Me and my boyfriend recently started having sex and I’m very curious about something. Will I orgasm just with him using his penis or should I

… touch my clitoris while we’re having sex? I don’t know because I’ve never had an orgasm before. Please help!

Establishing a sexual relationship where both people involved are experiencing the same level of pleasure can be difficult. First and foremost, communication between yourself and your partner is key.

You might want to ask yourself a few questions about how you’re feeling about your sexuality and your connection with your partner to better understand how you can experience the most pleasure. Are you comfortable with you partner? Can you communicate with your partner? Do you feel safe with your partner? All of these questions and more can influence your sexual experience. Being sexually active can be about a lot more than just your physical body.

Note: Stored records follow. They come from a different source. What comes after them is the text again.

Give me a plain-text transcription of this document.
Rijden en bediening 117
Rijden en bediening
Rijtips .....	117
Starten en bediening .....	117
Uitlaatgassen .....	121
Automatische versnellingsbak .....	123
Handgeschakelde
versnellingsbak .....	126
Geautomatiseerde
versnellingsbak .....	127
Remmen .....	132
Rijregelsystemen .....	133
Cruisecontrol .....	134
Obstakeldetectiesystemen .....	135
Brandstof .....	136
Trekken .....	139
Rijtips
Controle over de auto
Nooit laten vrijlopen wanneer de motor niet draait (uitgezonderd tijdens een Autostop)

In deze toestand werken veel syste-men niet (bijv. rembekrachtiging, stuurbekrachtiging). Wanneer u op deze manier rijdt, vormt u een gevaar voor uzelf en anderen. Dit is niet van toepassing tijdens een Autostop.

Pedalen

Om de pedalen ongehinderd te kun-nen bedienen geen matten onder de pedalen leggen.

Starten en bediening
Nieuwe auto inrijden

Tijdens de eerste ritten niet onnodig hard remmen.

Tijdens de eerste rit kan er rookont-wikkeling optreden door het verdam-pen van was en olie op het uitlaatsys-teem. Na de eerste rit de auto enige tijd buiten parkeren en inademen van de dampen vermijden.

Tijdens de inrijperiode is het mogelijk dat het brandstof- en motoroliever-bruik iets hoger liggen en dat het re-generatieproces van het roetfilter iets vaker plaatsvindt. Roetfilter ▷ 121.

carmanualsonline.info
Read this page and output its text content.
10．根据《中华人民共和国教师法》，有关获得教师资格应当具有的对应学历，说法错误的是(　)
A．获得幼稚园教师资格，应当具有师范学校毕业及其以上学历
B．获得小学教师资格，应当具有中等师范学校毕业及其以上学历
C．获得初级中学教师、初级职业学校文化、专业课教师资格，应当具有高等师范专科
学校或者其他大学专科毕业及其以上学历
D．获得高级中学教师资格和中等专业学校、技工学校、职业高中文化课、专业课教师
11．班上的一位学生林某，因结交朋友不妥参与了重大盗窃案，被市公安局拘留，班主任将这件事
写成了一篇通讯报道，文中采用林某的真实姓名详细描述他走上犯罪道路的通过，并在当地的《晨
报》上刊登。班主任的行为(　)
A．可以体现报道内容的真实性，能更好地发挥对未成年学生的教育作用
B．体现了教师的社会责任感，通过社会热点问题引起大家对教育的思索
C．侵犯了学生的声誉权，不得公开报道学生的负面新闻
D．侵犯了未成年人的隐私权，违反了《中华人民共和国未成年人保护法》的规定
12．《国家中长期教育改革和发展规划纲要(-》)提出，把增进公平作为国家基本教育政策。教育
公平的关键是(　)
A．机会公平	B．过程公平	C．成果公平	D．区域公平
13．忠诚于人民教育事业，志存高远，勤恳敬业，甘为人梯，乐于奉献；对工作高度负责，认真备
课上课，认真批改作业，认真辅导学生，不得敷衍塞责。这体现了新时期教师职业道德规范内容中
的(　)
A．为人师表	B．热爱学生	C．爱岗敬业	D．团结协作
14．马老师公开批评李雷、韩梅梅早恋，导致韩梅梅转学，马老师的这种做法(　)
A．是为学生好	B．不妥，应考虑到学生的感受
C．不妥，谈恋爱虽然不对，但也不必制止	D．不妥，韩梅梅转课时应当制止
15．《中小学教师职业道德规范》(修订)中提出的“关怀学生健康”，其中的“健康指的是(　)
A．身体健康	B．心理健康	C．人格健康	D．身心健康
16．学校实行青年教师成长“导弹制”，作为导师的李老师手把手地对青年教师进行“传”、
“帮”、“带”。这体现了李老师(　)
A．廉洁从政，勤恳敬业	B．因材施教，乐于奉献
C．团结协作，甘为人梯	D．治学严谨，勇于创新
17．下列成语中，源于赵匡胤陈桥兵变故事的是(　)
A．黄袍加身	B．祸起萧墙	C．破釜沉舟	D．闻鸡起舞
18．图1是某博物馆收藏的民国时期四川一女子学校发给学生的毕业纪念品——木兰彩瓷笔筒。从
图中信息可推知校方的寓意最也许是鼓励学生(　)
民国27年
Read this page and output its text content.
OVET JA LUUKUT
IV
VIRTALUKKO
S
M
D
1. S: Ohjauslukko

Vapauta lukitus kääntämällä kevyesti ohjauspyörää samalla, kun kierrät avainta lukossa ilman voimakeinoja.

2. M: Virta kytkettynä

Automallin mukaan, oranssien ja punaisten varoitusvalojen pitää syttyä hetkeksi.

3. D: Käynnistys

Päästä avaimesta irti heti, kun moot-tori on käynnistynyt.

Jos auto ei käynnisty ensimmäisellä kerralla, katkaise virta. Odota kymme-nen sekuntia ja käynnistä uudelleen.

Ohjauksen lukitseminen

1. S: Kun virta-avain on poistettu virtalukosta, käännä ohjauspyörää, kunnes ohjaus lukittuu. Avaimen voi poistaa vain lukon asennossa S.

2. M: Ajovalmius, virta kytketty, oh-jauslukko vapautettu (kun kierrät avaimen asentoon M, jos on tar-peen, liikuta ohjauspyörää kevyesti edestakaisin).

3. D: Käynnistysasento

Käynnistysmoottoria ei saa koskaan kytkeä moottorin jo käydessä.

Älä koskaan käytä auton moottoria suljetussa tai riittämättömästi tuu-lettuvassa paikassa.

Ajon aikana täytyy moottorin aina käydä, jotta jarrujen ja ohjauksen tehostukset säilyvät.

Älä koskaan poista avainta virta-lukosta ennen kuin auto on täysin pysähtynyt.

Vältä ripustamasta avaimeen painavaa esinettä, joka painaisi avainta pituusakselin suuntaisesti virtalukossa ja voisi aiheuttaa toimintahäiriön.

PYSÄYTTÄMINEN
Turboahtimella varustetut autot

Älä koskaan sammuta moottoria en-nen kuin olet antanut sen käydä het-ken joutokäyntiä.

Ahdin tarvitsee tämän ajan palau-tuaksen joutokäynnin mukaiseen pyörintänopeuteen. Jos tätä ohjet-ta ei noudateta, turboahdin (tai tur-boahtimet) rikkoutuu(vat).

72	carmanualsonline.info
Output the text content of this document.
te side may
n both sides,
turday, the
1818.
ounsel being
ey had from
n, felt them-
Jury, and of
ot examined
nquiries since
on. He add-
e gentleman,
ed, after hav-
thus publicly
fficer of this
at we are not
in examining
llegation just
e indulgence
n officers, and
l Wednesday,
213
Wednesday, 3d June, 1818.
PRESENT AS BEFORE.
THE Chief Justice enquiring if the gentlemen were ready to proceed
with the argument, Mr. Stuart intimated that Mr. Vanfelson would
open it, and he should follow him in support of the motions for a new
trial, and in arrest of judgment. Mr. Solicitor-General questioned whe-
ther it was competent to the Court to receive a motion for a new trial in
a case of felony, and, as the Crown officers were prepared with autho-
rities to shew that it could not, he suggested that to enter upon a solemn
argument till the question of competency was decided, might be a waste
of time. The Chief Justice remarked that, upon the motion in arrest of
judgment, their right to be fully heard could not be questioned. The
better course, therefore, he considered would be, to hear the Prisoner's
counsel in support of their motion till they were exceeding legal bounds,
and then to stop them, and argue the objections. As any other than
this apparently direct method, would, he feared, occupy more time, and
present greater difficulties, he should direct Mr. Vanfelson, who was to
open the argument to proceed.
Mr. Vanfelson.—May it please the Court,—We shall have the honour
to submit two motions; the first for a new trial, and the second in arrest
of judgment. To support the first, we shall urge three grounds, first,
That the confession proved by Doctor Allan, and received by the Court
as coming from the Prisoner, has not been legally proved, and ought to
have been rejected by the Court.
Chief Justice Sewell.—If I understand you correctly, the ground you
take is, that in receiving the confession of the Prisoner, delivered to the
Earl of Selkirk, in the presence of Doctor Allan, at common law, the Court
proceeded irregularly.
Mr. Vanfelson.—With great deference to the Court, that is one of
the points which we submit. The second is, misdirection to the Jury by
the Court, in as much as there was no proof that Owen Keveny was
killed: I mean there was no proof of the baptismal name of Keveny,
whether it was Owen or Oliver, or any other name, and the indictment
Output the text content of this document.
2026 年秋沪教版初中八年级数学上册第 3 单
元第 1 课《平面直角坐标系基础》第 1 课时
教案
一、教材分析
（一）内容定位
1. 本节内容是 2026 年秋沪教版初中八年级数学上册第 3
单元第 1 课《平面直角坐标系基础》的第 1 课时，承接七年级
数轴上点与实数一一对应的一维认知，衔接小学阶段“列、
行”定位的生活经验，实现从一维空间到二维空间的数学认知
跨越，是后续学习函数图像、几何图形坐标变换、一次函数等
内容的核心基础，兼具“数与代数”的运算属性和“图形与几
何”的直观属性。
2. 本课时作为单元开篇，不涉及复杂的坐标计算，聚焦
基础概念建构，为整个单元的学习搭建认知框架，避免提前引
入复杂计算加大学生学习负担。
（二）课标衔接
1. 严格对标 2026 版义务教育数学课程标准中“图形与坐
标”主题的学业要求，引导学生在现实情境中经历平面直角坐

As far as the anatomy side of things go, many people with vaginas do not climax during penile-vaginal intercourse. The vaginal canal actually has very few nerve endings. The clitoris, however, has as many nerve endings as a penis. In order to orgasm, you need to find out what works for your body. Some people have no problem having an orgasm through penile-vaginal sex alone, but many people need additional stimulation. Since your clitoris — one of the most sensitive body parts on a person — is not located inside your vagina, reaching an orgasm through penile-vaginal intercourse can be difficult. Some people find that manually stimulating their clitoris during sex can help them orgasm. It can also help to become familiar with our body and your likes and dislikes with masturbation. Becoming comfortable and familiar with your own body through self-pleasure can help you communicate your needs to your partner. But in the end, your body is unique and you can decide what works best for you!